Alarm sounded over Churchill deal

Western Grain Elevators Association says government help for 
port and its rail line must not support unfair competition

The Western Grain Elevator Association wants assurances that any government incentives used to upgrade the rail line to Churchill, Man., and the port there are not used to support competing businesses.

Executive director Wade Sobkowich said the organization’s members are concerned that their competitors could get a leg up if improper federal subsidies are provided.

He said he understands that rail access is an important service to the community of Churchill, but clear divisions must be made on what support Ottawa will provide.

“That has to be clear, that federal funds are not going to private companies,” he said.

The WGEA represents major grain handling companies responsible for hauling about 90 percent of Western Canada’s bulk grain exports.

The Hudson Bay Route Association, a supporter of the northern rail line and the port at Churchill, doesn’t see a problem with such funding if certain conditions are followed.

Wayne Bacon, second vice-president of the HBRA, said the federal government subsidized shipments on the rail line by $9 per tonne in the days following the end of the Canadian Wheat Board.

He said with that incentive, even large shippers like Richardson International used the Churchill line.

“I don’t think it can be specific funding just for, say, two or three different companies to use, but I think if it’s open for anyone to use, I don’t see the problems,” he said.

Bacon, who also operates Northern Lights Railway and farms near Kinistino, Sask., said the reopening of the Churchill rail line and port could be a boon to local short lines through central and northern Saskatchewan and Manitoba.

He said government incentives are going to be critical in the early going to find capable people to operate the facilities.

However, Sobkowich said the situation can become complicated if subsidies are paid to an enterprise that will then compete with existing export terminals.

“If the government is propping up the rail line to get grain for export, it gets pretty messy to try and figure that out.”

He said large grain companies have excess capacity at Thunder Bay, and federal money that supports a company that will draw business to Churchill, away from existing terminals is unfair.

He said WGEA members are interested in using their own terminal spaces at Thunder Bay and the West Coast. They have no assets in Churchill.

“The future of the (Churchill) port for grain exports, the opportunities are probably limited,” he said.

However, Bacon said he thinks grain companies will take advantage of Churchill, especially if there is a freight rate subsidy.

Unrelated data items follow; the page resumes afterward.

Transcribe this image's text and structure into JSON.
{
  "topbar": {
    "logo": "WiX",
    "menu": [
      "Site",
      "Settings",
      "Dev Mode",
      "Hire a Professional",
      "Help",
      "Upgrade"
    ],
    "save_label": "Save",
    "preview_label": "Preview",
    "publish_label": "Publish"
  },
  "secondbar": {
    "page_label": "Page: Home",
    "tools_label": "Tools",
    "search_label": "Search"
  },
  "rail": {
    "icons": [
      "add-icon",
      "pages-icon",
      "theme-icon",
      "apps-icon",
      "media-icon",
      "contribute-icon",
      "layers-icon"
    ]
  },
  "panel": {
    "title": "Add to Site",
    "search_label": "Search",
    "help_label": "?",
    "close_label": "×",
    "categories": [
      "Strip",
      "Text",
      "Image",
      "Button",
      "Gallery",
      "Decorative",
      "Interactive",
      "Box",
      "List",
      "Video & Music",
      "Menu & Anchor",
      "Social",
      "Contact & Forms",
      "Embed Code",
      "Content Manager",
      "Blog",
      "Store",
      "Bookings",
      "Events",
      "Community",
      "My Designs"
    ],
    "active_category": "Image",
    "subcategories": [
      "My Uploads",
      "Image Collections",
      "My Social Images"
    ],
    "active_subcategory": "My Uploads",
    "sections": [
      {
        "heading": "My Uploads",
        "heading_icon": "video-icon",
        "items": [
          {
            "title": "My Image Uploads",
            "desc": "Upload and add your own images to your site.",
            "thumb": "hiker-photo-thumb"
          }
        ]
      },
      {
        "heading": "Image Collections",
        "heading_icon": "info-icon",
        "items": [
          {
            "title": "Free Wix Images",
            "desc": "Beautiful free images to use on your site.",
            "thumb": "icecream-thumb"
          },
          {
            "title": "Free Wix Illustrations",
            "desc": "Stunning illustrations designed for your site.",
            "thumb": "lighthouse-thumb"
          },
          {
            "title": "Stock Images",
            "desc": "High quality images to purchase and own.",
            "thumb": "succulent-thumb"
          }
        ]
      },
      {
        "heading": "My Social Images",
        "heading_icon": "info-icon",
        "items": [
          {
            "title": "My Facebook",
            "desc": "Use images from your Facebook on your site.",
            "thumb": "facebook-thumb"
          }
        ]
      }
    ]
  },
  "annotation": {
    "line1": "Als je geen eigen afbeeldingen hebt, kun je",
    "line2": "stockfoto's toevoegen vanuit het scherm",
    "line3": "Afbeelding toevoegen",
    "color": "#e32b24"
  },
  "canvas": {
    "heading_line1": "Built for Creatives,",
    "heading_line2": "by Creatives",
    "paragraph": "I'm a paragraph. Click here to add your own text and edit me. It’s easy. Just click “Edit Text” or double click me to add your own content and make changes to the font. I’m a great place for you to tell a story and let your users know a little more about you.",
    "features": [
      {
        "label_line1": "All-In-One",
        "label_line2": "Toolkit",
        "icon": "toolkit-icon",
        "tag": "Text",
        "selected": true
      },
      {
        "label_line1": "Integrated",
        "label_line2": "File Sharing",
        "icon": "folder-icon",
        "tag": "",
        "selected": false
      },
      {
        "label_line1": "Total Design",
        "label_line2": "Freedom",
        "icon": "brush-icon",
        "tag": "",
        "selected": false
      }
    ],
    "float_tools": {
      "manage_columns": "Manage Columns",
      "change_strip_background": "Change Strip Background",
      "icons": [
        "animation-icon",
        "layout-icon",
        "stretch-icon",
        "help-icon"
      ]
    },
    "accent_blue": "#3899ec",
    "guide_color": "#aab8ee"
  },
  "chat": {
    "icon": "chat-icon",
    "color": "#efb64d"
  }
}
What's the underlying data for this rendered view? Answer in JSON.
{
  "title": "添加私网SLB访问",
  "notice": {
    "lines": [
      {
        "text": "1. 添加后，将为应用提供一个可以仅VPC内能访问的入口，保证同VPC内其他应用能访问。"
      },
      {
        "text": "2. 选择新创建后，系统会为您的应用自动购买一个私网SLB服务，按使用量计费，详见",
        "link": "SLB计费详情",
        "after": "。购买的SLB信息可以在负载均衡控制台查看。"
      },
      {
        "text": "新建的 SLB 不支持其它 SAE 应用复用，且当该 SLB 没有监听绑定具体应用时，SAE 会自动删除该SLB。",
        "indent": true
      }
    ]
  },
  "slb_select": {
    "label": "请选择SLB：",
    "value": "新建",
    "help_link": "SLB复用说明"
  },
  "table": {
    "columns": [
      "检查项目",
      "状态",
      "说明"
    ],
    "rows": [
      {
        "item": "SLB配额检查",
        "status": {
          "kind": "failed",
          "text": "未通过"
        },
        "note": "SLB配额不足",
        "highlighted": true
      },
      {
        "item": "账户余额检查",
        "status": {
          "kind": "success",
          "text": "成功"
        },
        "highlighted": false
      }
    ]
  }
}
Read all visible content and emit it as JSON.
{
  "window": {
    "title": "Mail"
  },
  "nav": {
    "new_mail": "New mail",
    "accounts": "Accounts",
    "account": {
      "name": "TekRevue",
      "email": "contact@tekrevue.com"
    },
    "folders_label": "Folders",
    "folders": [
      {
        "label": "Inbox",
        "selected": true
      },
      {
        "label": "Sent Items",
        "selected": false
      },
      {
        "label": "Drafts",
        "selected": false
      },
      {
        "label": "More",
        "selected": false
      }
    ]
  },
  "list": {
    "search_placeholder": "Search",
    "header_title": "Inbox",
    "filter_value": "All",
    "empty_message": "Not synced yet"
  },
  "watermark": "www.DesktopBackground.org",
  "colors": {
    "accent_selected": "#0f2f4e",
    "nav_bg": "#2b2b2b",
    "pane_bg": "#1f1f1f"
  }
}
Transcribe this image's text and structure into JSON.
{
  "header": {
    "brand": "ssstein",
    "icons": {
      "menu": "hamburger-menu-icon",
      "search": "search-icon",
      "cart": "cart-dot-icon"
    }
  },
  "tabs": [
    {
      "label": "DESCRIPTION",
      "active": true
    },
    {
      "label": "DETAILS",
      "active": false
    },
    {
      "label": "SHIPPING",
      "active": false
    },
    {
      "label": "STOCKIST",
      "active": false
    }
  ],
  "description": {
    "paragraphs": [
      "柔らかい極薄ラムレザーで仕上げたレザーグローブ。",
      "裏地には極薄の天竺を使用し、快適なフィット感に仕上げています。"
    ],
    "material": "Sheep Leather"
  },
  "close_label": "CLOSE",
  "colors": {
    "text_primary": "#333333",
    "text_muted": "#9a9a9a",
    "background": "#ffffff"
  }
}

He added that he found it difficult to find space for producer cars at Thunder Bay.

Arctic Gateway, a public-private consortium, bought the rail line leading to Churchill, the Hudson Bay Port and a petroleum storage compound near Churchill. Grain and pulse processor AGT Food and Ingredients and Fairfax Financial Holdings together own 50 percent of Arctic Gateway, while Missinippi Rail Limited Partnership owns the other 50 percent.

The sale price was not disclosed.

In a news release, the president of Fairfax said Ottawa has already promised long-term assistance, although details were vague.

“The Government of Canada acknowledges the value and importance of our inclusive group and is supportive of our efforts providing a long-term support package through Western Diversification and Export Development Canada,” said Paul Rivet, president of Fairfax Financial Holdings.

The facilities were bought from U.S.-based Omnitrax after Omnitrax said it could not afford to fix the rail lines, which had been badly damaged by flooding.

Repair crews have been dispatched since the sale with hopes of getting the line operational before winter freeze-up.